I woke up to Rose coughing.
She stood over me, coughing and staring so hard a person couldn't help but wake up.
"Eldric prefers that I not awaken you," she said. "He says you need rest. But I prefer to talk to you, so I can make you better. It was quite a difficult decision."
"I shall get better on my own," I said.
"It's not that sort of getting better," said Rose.
"What sort of getting better is it?"
"That's a secret," said Rose.
At least I needn't fret about Rose's illness. The Boggy Mun had frozen the progression of her disease until Halloween, at which time she'd either get better, or die.
"I knew it!" She sat on the bed. She almost sat on the Brownie. "I knew you were all one color. Your face matches your nightdress. But Eldric says not to worry. You'll be pretty again when you recover."
"Eldric said that?"
Rose nodded.
"Perhaps you should bring me a looking gla.s.s," I said.
"I prefer not," said Rose. "I have no time to lose."
"Not yet, mistress," said the Brownie. "Don't look yet."
"I prefer so," I said. "I have all the time in the world."
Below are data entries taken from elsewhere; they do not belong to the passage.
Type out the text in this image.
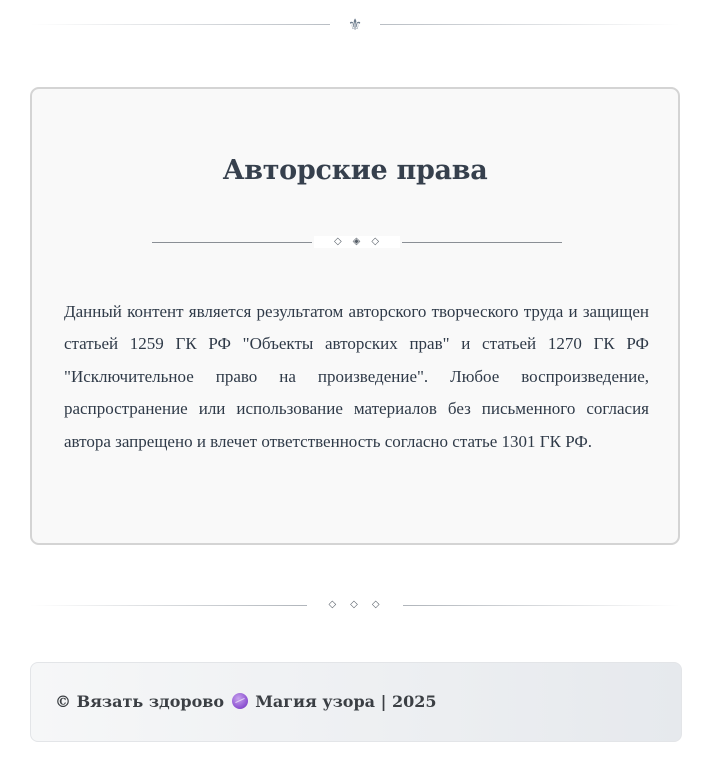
⚜
Авторские права
◇◈◇

Данный контент является результатом авторского творческого труда и защищен статьей 1259 ГК РФ "Объекты авторских прав" и статьей 1270 ГК РФ "Исключительное право на произведение". Любое воспроизведение, распространение или использование материалов без письменного согласия автора запрещено и влечет ответственность согласно статье 1301 ГК РФ.

◇◇◇
© Вязать здорово Магия узора | 2025
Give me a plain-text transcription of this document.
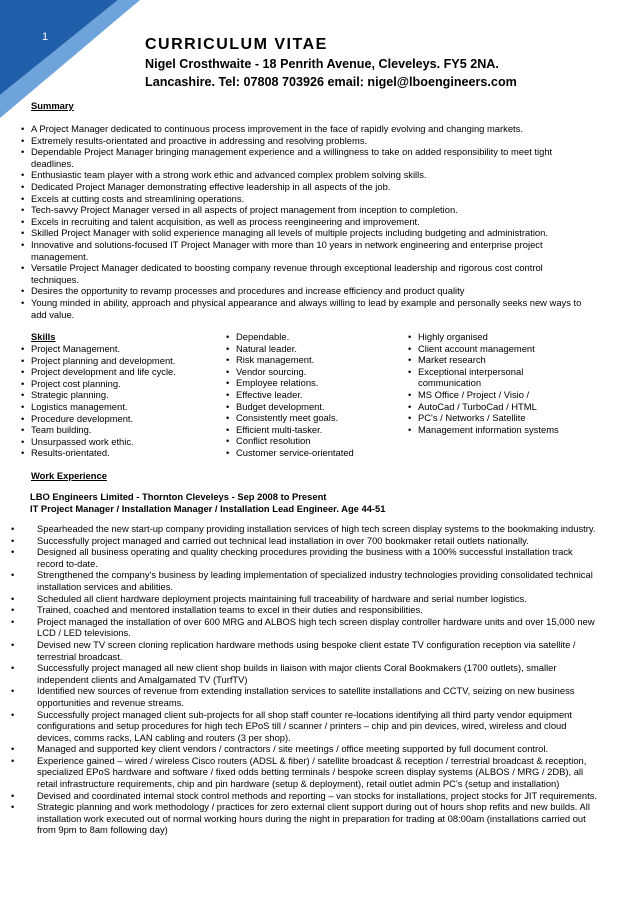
1	CURRICULUM VITAE
Nigel Crosthwaite - 18 Penrith Avenue, Cleveleys. FY5 2NA.
Lancashire. Tel: 07808 703926 email: nigel@lboengineers.com
Summary
• A Project Manager dedicated to continuous process improvement in the face of rapidly evolving and changing markets.
• Extremely results-orientated and proactive in addressing and resolving problems.
• Dependable Project Manager bringing management experience and a willingness to take on added responsibility to meet tight deadlines.
• Enthusiastic team player with a strong work ethic and advanced complex problem solving skills.
• Dedicated Project Manager demonstrating effective leadership in all aspects of the job.
• Excels at cutting costs and streamlining operations.
• Tech-savvy Project Manager versed in all aspects of project management from inception to completion.
• Excels in recruiting and talent acquisition, as well as process reengineering and improvement.
• Skilled Project Manager with solid experience managing all levels of multiple projects including budgeting and administration.
• Innovative and solutions-focused IT Project Manager with more than 10 years in network engineering and enterprise project management.
• Versatile Project Manager dedicated to boosting company revenue through exceptional leadership and rigorous cost control techniques.
• Desires the opportunity to revamp processes and procedures and increase efficiency and product quality
• Young minded in ability, approach and physical appearance and always willing to lead by example and personally seeks new ways to add value.
Skills
• Project Management.
• Project planning and development.
• Project development and life cycle.
• Project cost planning.
• Strategic planning.
• Logistics management.
• Procedure development.
• Team building.
• Unsurpassed work ethic.
• Results-orientated.
• Dependable.
• Natural leader.
• Risk management.
• Vendor sourcing.
• Employee relations.
• Effective leader.
• Budget development.
• Consistently meet goals.
• Efficient multi-tasker.
• Conflict resolution
• Customer service-orientated
• Highly organised
• Client account management
• Market research
• Exceptional interpersonal communication
• MS Office / Project / Visio /
• AutoCad / TurboCad / HTML
• PC's / Networks / Satellite
• Management information systems
Work Experience
LBO Engineers Limited - Thornton Cleveleys - Sep 2008 to Present
IT Project Manager / Installation Manager / Installation Lead Engineer. Age 44-51
• Spearheaded the new start-up company providing installation services of high tech screen display systems to the bookmaking industry.
• Successfully project managed and carried out technical lead installation in over 700 bookmaker retail outlets nationally.
• Designed all business operating and quality checking procedures providing the business with a 100% successful installation track record to-date.
• Strengthened the company's business by leading implementation of specialized industry technologies providing consolidated technical installation services and abilities.
• Scheduled all client hardware deployment projects maintaining full traceability of hardware and serial number logistics.
• Trained, coached and mentored installation teams to excel in their duties and responsibilities.
• Project managed the installation of over 600 MRG and ALBOS high tech screen display controller hardware units and over 15,000 new LCD / LED televisions.
• Devised new TV screen cloning replication hardware methods using bespoke client estate TV configuration reception via satellite / terrestrial broadcast.
• Successfully project managed all new client shop builds in liaison with major clients Coral Bookmakers (1700 outlets), smaller independent clients and Amalgamated TV (TurfTV)
• Identified new sources of revenue from extending installation services to satellite installations and CCTV, seizing on new business opportunities and revenue streams.
• Successfully project managed client sub-projects for all shop staff counter re-locations identifying all third party vendor equipment configurations and setup procedures for high tech EPoS till / scanner / printers – chip and pin devices, wired, wireless and cloud devices, comms racks, LAN cabling and routers (3 per shop).
• Managed and supported key client vendors / contractors / site meetings / office meeting supported by full document control.
• Experience gained – wired / wireless Cisco routers (ADSL & fiber) / satellite broadcast & reception / terrestrial broadcast & reception, specialized EPoS hardware and software / fixed odds betting terminals / bespoke screen display systems (ALBOS / MRG / 2DB), all retail infrastructure requirements, chip and pin hardware (setup & deployment), retail outlet admin PC's (setup and installation)
• Devised and coordinated internal stock control methods and reporting – van stocks for installations, project stocks for JIT requirements.
• Strategic planning and work methodology / practices for zero external client support during out of hours shop refits and new builds. All installation work executed out of normal working hours during the night in preparation for trading at 08:00am (installations carried out from 9pm to 8am following day)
In the end, Rose fetched a looking gla.s.s. I studied my face as one might look at a portrait of oneself.
"You're not listening," said Rose. "I made a very difficult decision. I want you to be able to see the secret."
Rose was right about my all-one color, and worse: There were thin vertical lines to either side of my mouth. I knew what a soppy sort of novel might call them: lines of pain. I knew what a non-soppy sort of Briony might call them: Ugly.
"Where is Eldric?" I said.
"Lessons," said Rose. "I have a very important question to put to you."
"Is he with Mr. Thorpe?"
Of course he was, but Rose is not an of course sort of person. "Yes."
"Is he with Leanne?"
"Yes," said Rose. "Now, you really must attend properly: How does midnight look to you?"